Ein Beitrag auf der Website des Landessportbundes (LSB) Nordrhein-Westfalen, der zuerst im LSB Magazin „Wir im Sport“ erschien, beleuchtet Aspekte des Sanierungsbedarfs bei Sportstätten in Deutschland.

DOSB Redaktion
DOSB Redaktion

08.06.2016

Dieser Knall sollte sich zu einen Donnerhall entwickeln. Als im vergangenen Jahr in der Turnhalle der Gräfin-Imma-Schule im Bochumer Ortsteil Stiepel Platten der Hallendecke zu Boden schepperten, ahnte man nicht, welche Konsequenzen dies nach sich ziehen sollte. Zunächst war man einfach froh, „dass niemand zu Schaden kam“, erinnert sich Klaus Retsch, Leiter des Sport- und Bäderamtes der Stadt, an den Vorfall.

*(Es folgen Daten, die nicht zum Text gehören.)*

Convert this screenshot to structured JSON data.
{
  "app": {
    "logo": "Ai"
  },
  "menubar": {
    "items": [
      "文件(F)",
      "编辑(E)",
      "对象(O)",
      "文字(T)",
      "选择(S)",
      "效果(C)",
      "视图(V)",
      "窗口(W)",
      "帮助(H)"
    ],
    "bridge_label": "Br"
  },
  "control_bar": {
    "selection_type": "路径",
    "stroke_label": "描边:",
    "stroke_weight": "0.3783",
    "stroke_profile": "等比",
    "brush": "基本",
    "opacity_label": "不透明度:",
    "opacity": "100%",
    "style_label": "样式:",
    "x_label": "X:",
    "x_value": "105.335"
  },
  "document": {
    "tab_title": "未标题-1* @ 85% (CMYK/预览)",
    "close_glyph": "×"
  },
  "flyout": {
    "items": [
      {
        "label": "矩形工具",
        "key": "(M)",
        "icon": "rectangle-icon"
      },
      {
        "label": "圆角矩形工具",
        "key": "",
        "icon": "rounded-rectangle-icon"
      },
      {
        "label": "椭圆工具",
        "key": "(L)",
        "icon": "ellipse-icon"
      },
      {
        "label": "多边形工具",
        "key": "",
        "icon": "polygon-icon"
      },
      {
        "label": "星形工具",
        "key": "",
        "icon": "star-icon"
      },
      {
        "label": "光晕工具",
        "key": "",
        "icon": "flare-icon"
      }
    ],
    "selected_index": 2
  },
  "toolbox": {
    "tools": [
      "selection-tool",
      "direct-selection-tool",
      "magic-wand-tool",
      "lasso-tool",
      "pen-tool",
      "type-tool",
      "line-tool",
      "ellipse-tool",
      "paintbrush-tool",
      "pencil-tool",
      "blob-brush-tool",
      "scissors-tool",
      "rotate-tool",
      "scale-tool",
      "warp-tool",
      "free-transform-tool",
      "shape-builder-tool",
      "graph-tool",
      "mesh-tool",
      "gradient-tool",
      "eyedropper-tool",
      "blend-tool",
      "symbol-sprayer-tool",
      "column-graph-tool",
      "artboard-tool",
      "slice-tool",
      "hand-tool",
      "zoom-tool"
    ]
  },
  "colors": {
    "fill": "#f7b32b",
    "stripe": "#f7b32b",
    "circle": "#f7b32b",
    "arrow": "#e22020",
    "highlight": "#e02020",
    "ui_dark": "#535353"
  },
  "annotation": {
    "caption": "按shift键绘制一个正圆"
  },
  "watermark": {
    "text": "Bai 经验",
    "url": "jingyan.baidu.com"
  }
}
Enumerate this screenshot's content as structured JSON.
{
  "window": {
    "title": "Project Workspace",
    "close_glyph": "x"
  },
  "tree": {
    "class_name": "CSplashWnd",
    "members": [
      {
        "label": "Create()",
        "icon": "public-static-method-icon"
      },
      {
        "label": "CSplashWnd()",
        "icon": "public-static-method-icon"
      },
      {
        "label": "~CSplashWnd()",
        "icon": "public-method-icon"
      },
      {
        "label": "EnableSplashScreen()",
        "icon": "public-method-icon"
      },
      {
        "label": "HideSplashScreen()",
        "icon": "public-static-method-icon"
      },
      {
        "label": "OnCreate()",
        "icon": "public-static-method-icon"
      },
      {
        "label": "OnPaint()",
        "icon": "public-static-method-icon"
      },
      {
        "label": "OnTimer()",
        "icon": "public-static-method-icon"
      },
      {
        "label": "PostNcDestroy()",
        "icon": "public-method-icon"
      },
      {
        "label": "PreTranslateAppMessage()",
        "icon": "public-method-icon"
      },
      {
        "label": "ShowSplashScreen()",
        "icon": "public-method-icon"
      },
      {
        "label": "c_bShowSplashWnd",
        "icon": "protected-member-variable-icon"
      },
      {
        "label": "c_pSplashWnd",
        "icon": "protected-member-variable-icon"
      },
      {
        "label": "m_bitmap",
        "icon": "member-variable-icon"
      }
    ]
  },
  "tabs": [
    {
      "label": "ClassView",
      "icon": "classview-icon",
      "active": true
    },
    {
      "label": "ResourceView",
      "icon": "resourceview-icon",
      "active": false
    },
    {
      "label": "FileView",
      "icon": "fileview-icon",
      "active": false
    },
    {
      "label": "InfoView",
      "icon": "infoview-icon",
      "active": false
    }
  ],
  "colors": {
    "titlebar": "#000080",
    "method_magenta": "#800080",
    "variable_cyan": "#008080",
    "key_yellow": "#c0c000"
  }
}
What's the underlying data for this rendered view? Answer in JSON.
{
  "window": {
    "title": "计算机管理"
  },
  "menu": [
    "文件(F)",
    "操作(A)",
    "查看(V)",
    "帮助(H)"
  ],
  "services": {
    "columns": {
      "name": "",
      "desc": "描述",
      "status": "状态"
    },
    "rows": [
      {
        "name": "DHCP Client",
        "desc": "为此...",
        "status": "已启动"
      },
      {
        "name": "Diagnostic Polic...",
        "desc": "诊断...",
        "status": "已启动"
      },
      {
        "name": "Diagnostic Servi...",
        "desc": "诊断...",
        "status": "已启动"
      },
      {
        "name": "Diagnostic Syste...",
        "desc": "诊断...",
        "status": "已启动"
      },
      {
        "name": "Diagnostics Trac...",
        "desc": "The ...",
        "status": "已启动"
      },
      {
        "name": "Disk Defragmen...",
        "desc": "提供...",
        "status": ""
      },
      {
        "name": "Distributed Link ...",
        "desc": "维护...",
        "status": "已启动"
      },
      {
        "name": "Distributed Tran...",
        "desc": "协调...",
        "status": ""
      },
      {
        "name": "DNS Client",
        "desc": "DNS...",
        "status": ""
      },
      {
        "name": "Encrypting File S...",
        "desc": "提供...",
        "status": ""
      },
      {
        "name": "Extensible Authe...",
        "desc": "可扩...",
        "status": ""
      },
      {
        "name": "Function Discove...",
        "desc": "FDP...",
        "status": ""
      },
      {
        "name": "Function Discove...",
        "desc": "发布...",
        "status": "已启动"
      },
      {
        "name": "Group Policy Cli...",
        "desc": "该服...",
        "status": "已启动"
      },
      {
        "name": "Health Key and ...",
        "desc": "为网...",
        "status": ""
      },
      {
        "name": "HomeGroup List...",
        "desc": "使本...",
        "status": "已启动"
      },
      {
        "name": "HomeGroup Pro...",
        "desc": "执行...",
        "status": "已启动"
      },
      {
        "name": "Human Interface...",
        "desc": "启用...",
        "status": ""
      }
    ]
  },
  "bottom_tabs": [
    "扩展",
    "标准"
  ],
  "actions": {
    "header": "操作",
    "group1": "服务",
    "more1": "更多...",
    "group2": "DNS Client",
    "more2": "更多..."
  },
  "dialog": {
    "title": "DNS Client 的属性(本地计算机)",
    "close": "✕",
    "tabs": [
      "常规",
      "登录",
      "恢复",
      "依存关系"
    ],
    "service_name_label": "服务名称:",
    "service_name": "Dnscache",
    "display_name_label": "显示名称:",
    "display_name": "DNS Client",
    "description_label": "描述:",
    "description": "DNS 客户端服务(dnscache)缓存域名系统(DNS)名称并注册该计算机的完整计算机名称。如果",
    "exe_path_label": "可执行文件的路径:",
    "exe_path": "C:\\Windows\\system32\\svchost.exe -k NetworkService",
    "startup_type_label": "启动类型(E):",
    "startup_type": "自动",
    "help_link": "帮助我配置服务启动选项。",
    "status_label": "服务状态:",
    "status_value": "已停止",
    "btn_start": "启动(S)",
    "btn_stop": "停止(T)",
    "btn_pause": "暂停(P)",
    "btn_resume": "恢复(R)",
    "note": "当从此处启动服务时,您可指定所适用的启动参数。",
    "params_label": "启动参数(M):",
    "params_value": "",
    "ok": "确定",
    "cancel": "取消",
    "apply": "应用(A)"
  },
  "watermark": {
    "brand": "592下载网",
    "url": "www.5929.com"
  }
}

Was war geschehen? Die Decke des Klinkerbaus bestand aus Platten gepresster Holzwolle - wegen ihres Aussehens auch als „Sauerkrautdecken“ bezeichnet. Die Platten waren mit Nägeln befestigt, die in der Entstehungszeit der Halle senkrecht eingeschlagen worden waren. Aus heutiger Sicht ein Sicherheitsrisiko, da sich so die Platten nach Jahrzehnten lösen konnten. Das Dumme: Diese Deckenbefestigung war sehr verbreitet in den 1960ern und 70ern, den „goldenen Jahren“ des Sporthallenbaus. Die Folge heute: Decken hunderter Hallen im Land wurden überprüft, so manche musste aus Sicherheitsgründen geschlossen werden, viele Decken müssen nachgebessert oder ersetzt werden, Millionenkosten entstehen. Nicht nur in Bochum ist man noch mit den Sanierungsarbeiten beschäftigt.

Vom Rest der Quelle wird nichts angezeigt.